Civil parish in Norfolk, England

Nordelph is a civil parish near Downham Market in the English county of Norfolk.

The parish covers an area of 16.57 km2 and had a population of 375 in 151 households at the 2001 census, increasing to 405 at the 2011 Census. In 1930, a new civil parish of Nordelph was created in Downham Rural District, taking land mostly out of the Marshland RD parishes of Upwell and Outwell.

For the purposes of local government, Nordelph falls within the district of King's Lynn and West Norfolk.

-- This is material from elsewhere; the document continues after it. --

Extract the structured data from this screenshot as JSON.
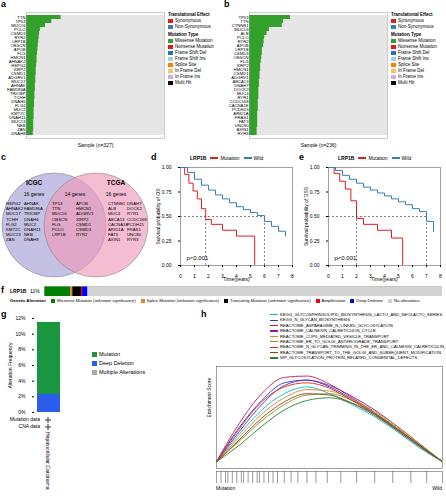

The Church of England parish church, Holy Trinity, is of brick in the Early English style, and was built in 1865 as a chapel of ease to the parish church of Upwell. A new ecclesiastical parish was formed in 1909 from the parishes of Upwell, Downham West, Denver, Stow Bardolph and Outwell. The Reverend Edwin Emmanuel Bradford (1860–1944), Uranian poet and novelist, was vicar of Nordelph from 1909 to 1944. In 1912, there were also Wesleyan Methodist and United Methodist chapels.

== History ==
In 1830, it was reported that the rector of Upwell, near Wisbech, in order to furnish to the inhabitants of Nordelph, four miles distant from the parish church, a chance of attending the sacred place, had engaged a packet for £12 per annum, to convey them regularly every Sunday morning. Those who know the character of the poorer inhabitants, whilst they give the reverend divine credit for his good instructions, have expressed it as their opinion that it will be of little service unless he furnishes them generously with pipes and tobacco whilst on board the ship.